Open reese opened 3 years ago
How about this plugin can configure for an optional env variable say - GATSBY_STORK_INSTALL_LOCATION
(GATSBY_ prefix as per gatsby best practices). If that variable is set then where you are checking for if stork is installed in the plugin there can be an or check to also execute binary at this path and check if it's version or something to assert stork is installed.
Once that is done, when actually invoking stork for index creation - similarly we can use either stork
cli command if it's natively installed or else use ./<ENV_VAR_LOCATION>
to invoke stork.
How does that sound ? Would that be a trivial fix? For ease and reducing complexity with the plugin, We can simply ask the client to set the env variable to correct binary executable location (along with chmod +x). Since most will anyways only use this for CIs, this should be quite easy for them to set as well. @reese
I think the ENV variable sounds reasonable to me, especially for a quick fix for your use case. In the long term, I think it could also be useful to provide a default installation script during CI and then expose a config flag to optionally run it. There's an is-ci
npm package that may be useful for that, and since I would assume that most CI uses Ubuntu, we could provide something similar to the build.sh
in the docs and then call it with execSync
from inside the plugin, which would mean that clients wouldn't even have to worry about installation. That's a longer-term solution though, we can always support those two separately.

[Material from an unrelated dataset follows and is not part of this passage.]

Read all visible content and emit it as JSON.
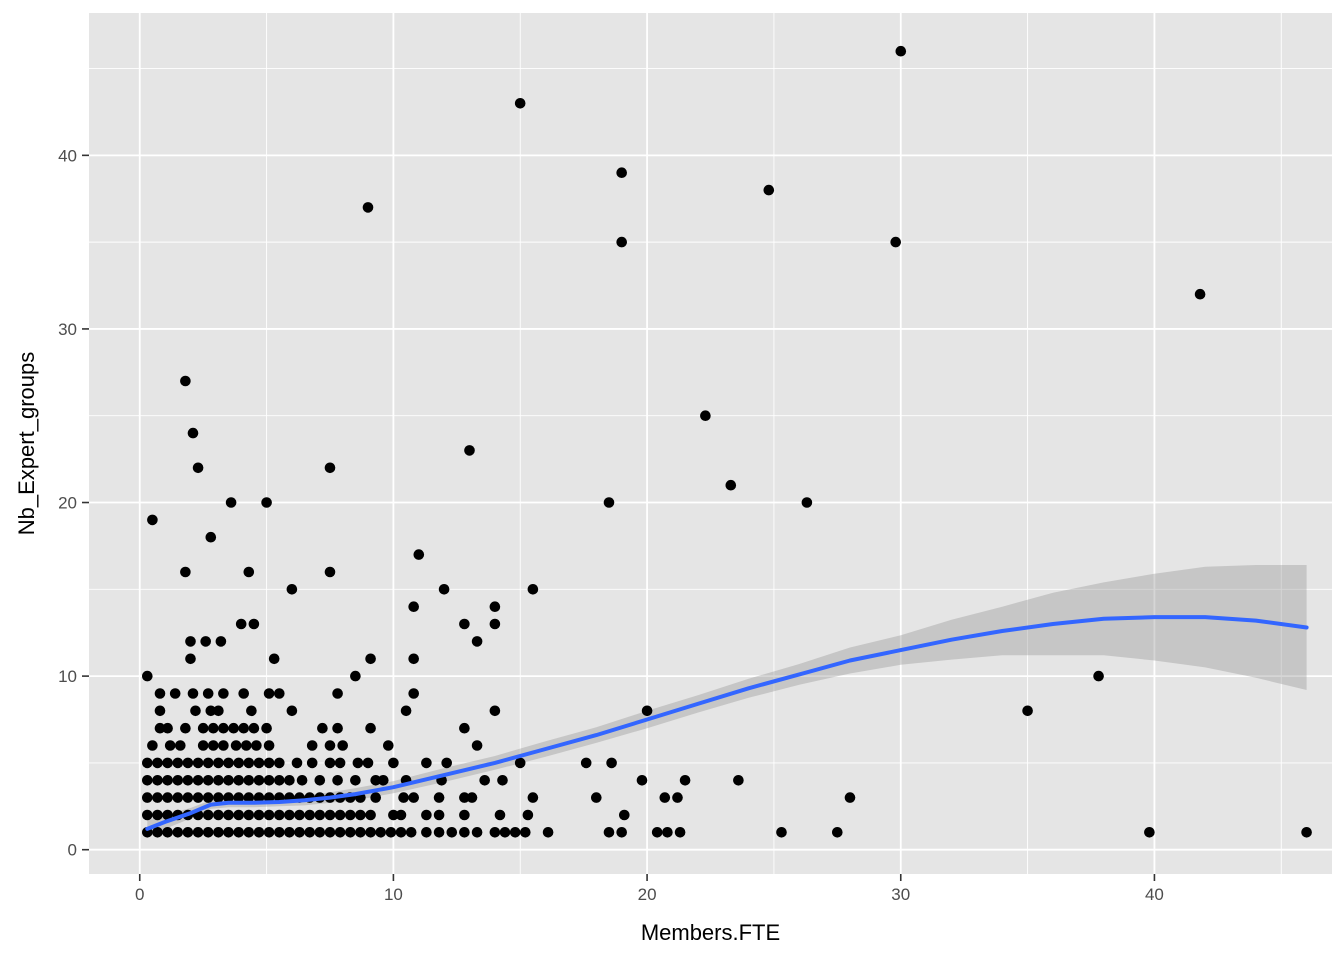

@ashutoshsaboo I'll work on a more robust solution in the future, but I just published version 0.3.2
which has a GATSBY_STORK_EXECUTABLE_PATH
env variable to override the stork executable location. Hopefully that at least unblocks you for now, but let me know if you run into any issues using that!
Many users will deploy this using Github Actions, Netlify, or similar build providers. Installing Stork during CI builds by default (and allowing users to opt-out if needed) would save many users some headaches.